I have lots of good stories. I think it's interesting that I don't remember the bad ones. I had an epiphany in the 1980s. We had a kids' clinic patient whose immune system was severely compromised. He had lots of health issues. We were trying to find some respite for the mom; Dad was a farmer. There was a drought and they lost the family farm. In spite of everything, they were the most positive people. At Christmas, they came to the clinic with a case of jelly the mom had put up. They gave them to us to thank us for what we had done for them. But we were grateful to them because they had taught us to be positive every day.
On a basic level, what qualities should someone have to be a success in nursing?
Well, of course, first you have to care about people. You need to be non-judgmental. It's important to be honest and open and flexible. You have to be willing to "sit in someone else's chair," to understand what someone else is going through. You need to be selfless, a life-long learner, and willing to struggle.
What are some common myths about nursing?
That you get to flirt with doctors and wear sexy uniforms.
What are the tools of the trade that you use the most as a healthcare administrator?
Computers are integral to my work. They are a communication medium, a source of information and data, reports, PowerPoint. You name it. I never thought I would be this dependent on computers.
What tip do you have for someone starting out?
Be sincere and be ready to commit.
How is the job market now?

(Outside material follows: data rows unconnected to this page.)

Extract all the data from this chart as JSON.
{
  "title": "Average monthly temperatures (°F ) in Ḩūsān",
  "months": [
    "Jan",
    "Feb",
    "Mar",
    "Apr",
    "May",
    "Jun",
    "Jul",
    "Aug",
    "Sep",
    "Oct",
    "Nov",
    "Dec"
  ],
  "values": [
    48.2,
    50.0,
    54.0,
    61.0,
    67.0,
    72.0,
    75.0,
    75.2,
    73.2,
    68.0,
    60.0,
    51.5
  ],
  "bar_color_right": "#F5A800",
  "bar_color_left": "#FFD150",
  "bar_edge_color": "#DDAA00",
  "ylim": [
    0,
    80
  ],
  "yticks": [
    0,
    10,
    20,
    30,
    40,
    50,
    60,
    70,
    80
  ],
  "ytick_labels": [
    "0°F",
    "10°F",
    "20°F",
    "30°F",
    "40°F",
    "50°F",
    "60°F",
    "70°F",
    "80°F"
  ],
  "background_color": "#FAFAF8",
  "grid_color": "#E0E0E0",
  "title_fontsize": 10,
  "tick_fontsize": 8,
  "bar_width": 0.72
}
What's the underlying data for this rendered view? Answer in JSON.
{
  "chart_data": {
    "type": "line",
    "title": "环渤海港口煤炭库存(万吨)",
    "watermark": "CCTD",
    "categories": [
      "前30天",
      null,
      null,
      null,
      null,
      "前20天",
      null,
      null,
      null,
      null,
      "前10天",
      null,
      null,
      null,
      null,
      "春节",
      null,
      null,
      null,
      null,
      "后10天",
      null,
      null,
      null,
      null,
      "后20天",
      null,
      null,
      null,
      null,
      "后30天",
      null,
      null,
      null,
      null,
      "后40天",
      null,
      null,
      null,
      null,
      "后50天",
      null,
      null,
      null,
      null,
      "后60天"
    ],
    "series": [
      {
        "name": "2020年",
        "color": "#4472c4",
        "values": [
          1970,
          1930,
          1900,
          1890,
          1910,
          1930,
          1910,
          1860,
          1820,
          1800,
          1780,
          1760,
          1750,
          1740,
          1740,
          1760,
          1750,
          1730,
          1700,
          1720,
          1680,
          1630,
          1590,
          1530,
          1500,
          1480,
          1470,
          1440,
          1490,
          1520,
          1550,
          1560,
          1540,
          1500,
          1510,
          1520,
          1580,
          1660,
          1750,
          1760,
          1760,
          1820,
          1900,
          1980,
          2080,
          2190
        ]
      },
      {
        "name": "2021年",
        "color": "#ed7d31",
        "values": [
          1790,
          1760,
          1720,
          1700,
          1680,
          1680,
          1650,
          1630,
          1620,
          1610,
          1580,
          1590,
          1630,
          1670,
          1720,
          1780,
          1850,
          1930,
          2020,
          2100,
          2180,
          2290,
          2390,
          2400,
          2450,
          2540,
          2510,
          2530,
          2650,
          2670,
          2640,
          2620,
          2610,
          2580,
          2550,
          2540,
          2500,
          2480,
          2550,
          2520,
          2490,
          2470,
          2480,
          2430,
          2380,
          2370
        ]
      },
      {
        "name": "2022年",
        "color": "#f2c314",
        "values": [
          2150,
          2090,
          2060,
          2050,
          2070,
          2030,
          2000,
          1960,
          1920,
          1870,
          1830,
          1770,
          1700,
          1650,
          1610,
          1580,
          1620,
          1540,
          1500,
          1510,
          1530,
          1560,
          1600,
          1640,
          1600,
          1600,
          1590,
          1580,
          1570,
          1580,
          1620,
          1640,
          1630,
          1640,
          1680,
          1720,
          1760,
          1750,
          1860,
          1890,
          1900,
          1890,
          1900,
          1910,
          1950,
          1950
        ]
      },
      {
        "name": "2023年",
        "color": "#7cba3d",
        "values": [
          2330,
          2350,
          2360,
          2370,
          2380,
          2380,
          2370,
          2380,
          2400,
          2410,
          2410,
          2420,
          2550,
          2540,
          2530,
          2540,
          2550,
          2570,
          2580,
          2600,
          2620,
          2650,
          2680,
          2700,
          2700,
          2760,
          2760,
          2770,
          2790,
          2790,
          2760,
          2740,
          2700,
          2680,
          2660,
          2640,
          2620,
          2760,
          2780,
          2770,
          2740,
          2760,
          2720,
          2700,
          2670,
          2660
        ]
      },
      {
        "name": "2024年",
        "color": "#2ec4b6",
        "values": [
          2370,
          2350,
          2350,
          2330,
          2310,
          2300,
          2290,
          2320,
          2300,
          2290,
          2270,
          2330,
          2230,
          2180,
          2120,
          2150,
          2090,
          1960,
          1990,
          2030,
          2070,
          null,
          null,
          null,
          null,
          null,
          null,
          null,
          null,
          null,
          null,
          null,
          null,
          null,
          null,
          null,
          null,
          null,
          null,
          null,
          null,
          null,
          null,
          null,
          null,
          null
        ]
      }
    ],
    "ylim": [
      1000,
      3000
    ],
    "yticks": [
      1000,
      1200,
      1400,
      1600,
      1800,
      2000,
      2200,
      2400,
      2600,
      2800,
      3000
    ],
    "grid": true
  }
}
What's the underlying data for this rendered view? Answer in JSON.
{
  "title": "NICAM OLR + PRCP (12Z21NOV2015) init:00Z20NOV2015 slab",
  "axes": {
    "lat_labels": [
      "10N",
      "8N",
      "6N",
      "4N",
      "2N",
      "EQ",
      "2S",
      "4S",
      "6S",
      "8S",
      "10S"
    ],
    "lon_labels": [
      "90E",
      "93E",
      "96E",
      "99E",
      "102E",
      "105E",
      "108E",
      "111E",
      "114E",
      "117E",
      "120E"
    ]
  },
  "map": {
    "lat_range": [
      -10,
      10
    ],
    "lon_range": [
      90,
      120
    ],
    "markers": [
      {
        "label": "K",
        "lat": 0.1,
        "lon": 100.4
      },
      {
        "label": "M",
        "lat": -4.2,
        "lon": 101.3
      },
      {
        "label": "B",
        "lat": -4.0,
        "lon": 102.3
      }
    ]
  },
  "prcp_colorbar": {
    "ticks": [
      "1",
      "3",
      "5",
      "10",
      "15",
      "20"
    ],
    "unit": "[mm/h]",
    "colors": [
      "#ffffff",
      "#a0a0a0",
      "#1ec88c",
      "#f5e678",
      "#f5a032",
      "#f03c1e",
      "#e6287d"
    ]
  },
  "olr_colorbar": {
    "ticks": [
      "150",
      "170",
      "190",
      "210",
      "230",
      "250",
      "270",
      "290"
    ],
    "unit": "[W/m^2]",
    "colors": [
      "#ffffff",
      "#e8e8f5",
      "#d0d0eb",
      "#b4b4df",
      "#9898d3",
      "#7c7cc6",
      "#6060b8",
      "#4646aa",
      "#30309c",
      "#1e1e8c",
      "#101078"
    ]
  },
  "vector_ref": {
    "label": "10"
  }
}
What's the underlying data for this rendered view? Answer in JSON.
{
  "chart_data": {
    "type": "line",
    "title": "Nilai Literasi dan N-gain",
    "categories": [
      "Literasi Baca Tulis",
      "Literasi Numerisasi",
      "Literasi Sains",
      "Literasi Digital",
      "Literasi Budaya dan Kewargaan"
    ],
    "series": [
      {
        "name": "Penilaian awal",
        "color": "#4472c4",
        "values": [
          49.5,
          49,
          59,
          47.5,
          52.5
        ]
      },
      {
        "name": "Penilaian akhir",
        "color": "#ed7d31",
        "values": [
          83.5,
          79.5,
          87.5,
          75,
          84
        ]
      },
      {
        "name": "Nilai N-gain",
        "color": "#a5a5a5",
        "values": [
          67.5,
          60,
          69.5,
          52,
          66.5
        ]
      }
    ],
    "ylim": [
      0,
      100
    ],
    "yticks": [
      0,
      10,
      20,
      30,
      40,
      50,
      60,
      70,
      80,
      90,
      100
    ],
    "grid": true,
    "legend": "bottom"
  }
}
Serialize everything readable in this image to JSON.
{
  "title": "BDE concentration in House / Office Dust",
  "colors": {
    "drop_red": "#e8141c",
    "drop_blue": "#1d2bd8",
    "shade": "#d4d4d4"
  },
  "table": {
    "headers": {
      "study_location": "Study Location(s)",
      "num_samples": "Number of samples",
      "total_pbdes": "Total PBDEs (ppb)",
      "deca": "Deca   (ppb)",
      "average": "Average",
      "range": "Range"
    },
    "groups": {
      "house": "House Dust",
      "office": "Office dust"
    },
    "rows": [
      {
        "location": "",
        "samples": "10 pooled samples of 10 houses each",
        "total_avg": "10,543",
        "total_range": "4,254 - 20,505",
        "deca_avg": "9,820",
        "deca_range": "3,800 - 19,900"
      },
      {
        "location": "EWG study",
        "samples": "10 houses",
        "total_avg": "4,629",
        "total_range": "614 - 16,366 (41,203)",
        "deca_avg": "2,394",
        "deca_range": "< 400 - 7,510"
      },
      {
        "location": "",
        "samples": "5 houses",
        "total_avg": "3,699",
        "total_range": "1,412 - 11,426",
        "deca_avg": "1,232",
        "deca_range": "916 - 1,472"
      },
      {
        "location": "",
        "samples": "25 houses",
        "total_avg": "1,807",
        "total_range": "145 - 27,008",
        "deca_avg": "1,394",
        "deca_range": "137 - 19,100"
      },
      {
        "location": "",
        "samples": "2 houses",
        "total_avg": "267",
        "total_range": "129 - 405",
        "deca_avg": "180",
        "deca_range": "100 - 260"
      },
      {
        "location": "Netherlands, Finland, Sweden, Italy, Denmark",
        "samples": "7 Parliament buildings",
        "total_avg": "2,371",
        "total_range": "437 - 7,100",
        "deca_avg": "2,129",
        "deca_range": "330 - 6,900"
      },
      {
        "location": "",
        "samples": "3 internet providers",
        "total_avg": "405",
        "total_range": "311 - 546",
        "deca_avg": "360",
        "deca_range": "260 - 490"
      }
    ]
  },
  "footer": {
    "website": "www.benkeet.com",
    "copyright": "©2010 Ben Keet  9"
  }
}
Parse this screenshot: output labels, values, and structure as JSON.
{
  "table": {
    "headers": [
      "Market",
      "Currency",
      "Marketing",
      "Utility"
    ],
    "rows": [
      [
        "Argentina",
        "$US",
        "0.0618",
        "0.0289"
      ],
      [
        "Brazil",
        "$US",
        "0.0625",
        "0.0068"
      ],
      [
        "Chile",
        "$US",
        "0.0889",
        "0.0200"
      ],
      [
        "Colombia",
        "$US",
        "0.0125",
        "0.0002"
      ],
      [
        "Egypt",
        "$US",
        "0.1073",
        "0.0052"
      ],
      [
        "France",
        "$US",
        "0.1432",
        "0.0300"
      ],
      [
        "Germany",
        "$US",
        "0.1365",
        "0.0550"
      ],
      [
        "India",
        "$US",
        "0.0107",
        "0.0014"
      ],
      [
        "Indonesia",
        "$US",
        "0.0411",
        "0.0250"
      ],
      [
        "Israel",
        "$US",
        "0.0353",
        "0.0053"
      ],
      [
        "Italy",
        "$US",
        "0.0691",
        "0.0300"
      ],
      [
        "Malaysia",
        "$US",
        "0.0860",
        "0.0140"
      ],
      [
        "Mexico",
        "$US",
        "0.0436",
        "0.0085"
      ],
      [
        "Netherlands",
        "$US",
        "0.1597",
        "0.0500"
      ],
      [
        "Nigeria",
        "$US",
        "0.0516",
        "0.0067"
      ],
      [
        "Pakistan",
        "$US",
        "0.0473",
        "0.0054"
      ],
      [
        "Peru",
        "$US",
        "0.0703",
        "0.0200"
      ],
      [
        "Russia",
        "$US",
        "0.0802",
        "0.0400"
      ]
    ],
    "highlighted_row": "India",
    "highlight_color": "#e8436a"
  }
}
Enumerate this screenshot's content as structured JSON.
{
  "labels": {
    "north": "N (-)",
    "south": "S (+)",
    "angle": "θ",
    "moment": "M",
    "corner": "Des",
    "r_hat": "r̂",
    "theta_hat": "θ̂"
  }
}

How do you think it will be in five years?
The job market is great. And it's going to stay great. Technology is going to drive changes. Technology is going to help people live longer and save lives. We'll see advances in pharmacology and in vitro and from stem cell research. And nursing will evolve with it.
What kinds of jobs are available for graduating students?
It's a wide-open field. You can get a job in nursing informatics, which includes clinical information, education and administration decision support, or become the CEO of a hospital. You can teach, do research, work as a consultant to senators, practice international nursing. With the Net, you can go online and collaborate with anyone anywhere in the world.
What factors should prospective nursing students consider when choosing a school?
When you select a school, you have to consider your grades and your finances. Do you have to stay in state or not? Where you go to graduate school is important. Do the research. Select a school based on the course work and the number of clinical hours.
How can nurses train to be administrators?
It's something you do in graduate school. Some nurses are getting MBAs in addition to master's degrees in nursing. Some are getting advanced degrees in public administration or healthcare management. Certification is hot right now. I was the first director at Children's to be Board Certified in Nursing Administration. I also renewed my clinical certification in Emergency Nurse Pediatric Certification. Executive coaching is important to learn good leadership skills.
What would you change about nursing education in America?
There aren't any more undergraduate diploma schools for nursing. There needs to be more clinical training and experience. New nursing graduates are not ready to practice.
What topics are emerging as hot issues in the healthcare field?
Bioethics: organ transplants and rationing, is universal health coverage a Constitutional right, prolonging life/delaying death.
What skills do nursing students need?
Good computer skills and the ability to stay open, learn how to be flexible, and to go along with trends. In short, recognize that change is a constant.
What students might not be suited to become nurses?
If you need structure, don't go into healthcare.
Do you feel it's important to be passionate about nursing to be successful?
Yes. I know that nursing and healthcare is the best choice I ever made in my life. It's made me a better person. I love it more today than the day I graduated. It's a vocation. A calling.